Millenium Epitaph

Sunday, June 1st, 2008

A Millennium Epitaph to clients of the Association of British Mountain Guides
1988 – 2010

I have mentioned elsewhere in this site, a letter published on behalf of the Association of British Mountain Guides in Climber magazine in 1988, it includes the following concerns:

“A client who decides to employ a guide expects the very highest professional service from someone who has over many years gained considerable experience and skill in the mountains in all conditions… We are therefore very concerned that any member of the public is subjected to an inferior and probably dangerous service by someone who may call himself a mountain guide… Let us know if you know of any bogus guides – we will investigate…”

[Likewise, please let me know if you have had a narrow escape whilst with a 'qualified professional' we have many such stories.]

It is possible that some of the deceased BMG/UIAGM/IFMGA/AMI clients in the following roll-call were enticed by that 1988 letter and by subsequent BMG / UIAGM / IFMGA/AMI advertising offering guarantees of safety or ‘security’:

Mr G. Hedley 1990, Phil Davies 1992, Willie Dunnachie 1992, Douglas Gaines 1992, Dr H. Kerr 1994

Emma Ray 1998** Paul Hopkins 1998** Matthew Lewis 1998** Ian Edwards 1998** Michael Matthews 1999,

Julie Colverd 2004, Robert Pritchard 2010, Peter Kinloch 2010

Because the full details of other fatalities and serious injuries to BMG clients are not known (the information is not forthcoming), they could not be included here but they will be if that information is ever made public. Many injuries, serious injuries and some fatalities are included in the Appendix of the book by Blyth White: “A Chance in a Million”.

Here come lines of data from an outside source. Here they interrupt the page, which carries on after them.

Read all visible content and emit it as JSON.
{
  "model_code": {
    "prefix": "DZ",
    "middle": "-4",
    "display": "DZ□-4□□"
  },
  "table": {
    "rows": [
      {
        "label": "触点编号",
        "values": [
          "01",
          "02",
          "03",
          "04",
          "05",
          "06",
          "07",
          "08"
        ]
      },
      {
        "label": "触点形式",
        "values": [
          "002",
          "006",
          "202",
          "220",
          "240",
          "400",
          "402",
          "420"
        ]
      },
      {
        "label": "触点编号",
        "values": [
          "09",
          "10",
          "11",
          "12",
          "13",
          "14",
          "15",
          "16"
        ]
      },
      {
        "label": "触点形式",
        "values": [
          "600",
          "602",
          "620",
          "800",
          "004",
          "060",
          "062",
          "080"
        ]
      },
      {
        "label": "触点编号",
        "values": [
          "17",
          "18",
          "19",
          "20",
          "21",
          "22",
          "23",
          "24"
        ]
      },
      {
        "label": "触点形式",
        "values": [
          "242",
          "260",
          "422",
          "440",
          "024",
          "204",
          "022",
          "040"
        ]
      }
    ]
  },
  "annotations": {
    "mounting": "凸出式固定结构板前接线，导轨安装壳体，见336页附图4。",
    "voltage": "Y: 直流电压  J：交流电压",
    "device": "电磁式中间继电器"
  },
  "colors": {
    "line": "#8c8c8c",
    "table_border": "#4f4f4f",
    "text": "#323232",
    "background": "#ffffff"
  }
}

The true number of fatalities to BMG clients at the two supposed Elite Mountain Centres at Glenmore Lodge and Plas-y-Brenin is also not known. Blyth White’s book goes some way in showing the actual [in]competence of some members of the BMG when it comes to client care.

My intention in presenting this information is not to upset anyone who may have lost a relative or a friend whilst climbing with ‘qualified’ guides/instructors. My principal hope is that in pursuing the facts of the various cases the ongoing catalogue of death to mountain clients can be drastically reduced or even stopped.

Since 1988 it is my view that mountain clients have been denied choice in their search for a safe guide/ instructor by the machinations of the British Mountaineering Council and the BMG/IFMGA. It appears to be their intention that guides/instructors with vast experience and the desired qualities should be put out of work and be denied the opportunity to make their living – contrary to the comments, guidelines in Langmuirs original outdoor pursuit book. BMG guides have, as required, employed in Europe ‘none qualified’ instructors guides when it has suited them.

**Their BMG guide went on to become the – Mountain Safety Officer for Scotland…

Two of Willie Dunnachie’s sons have made contact with mountainclients, Eddie in 2005 and William in 2009: ‘Our family was left in dire straights after the 1992 Eiger accident…’, wrote William who’s father died along with two other British Mountain Guide (BMG) clients on the West Flank of the Eiger in 1992 (see Eiger Sanction).

11 UIAGM/IFMGA guides have been killed in mountain accidents since November, 2008 the fate of their clients, is as yet, unknown. And yet – on the 1st July,2004: The then secretary of the BMG stated that – “It is very rare for a mountain guide to be killed…” Really!